Impinging on the autonomy of institutes of higher learning (both central and state) and a studied apathy towards vacant teaching positions are the other moves through which the NDA is strangulating higher education. Forty-three per cent of all teaching positions in higher education institutions have been lying vacant simply because the NDA government withheld the appointments.

The UPA government had taken very clear steps to augment the faculty positions by an innovative measure called the “Faculty Recharge” programme by the UGC whereby faculties from abroad could be inducted into our central and state universities. About 265 positions were filled due to this one measure alone. Unfortunately, it has been abandoned by the current government. Another measure to address the faculty shortage arising out of the expansion of our higher education institutions and as a one-time measure that would temporarily meet the need, the retirement age of teachers, teaching in universities and colleges, was increased from 60 to 65 years.
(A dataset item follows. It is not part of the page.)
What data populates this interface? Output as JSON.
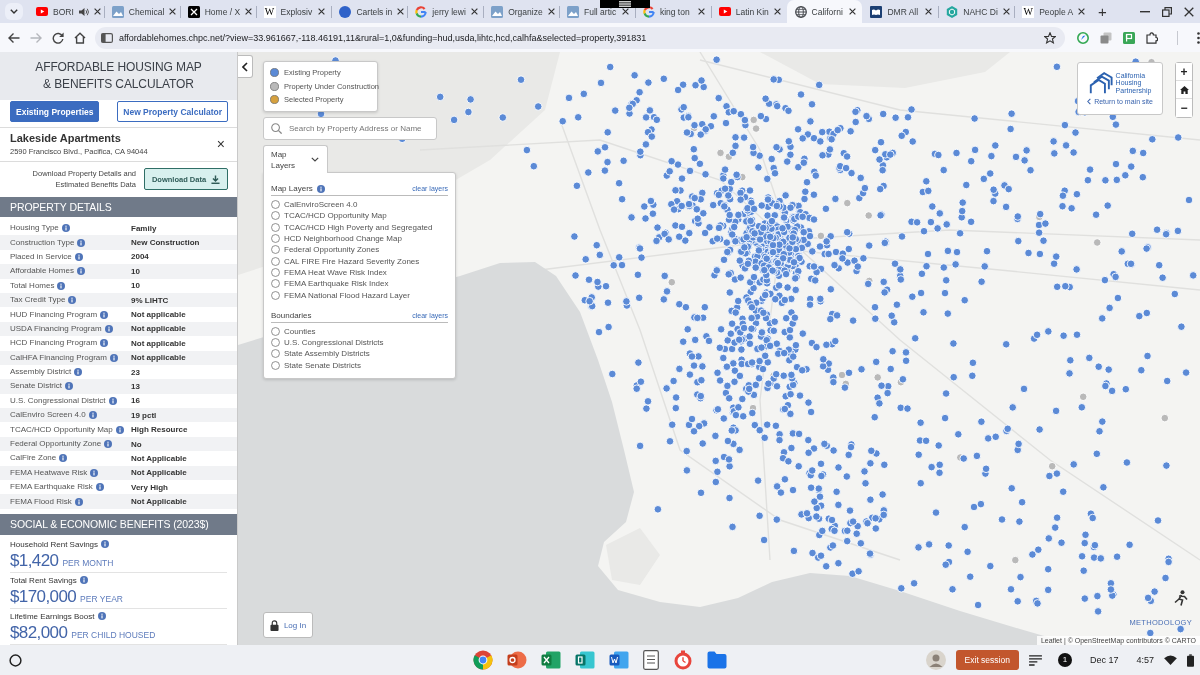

This did help the situation temporarily but despite the step, the faculty shortage remains grim and there is a dire need for the government to be much more proactive on this front.

Etymologically, education comes from educere which means to “bring out” or “lead forth”. Only in the unfettered environs of academia can we search for answers to existential and essential questions. In a globalised world, universities also act as cross pollinators of talent and ideas. It is through this dialectic that solutions to pressing problems affecting us often emerge. The NDA is neither leading the education sector to commanding heights nor allowing us to bring forth the best in our children. For the future of our nation, it would do them well to pay heed to Pandit Jawaharlal Nehru’s exhortation that “a university stands for humanism, for tolerance, for reason, for the adventure of ideas and for the search of truth”.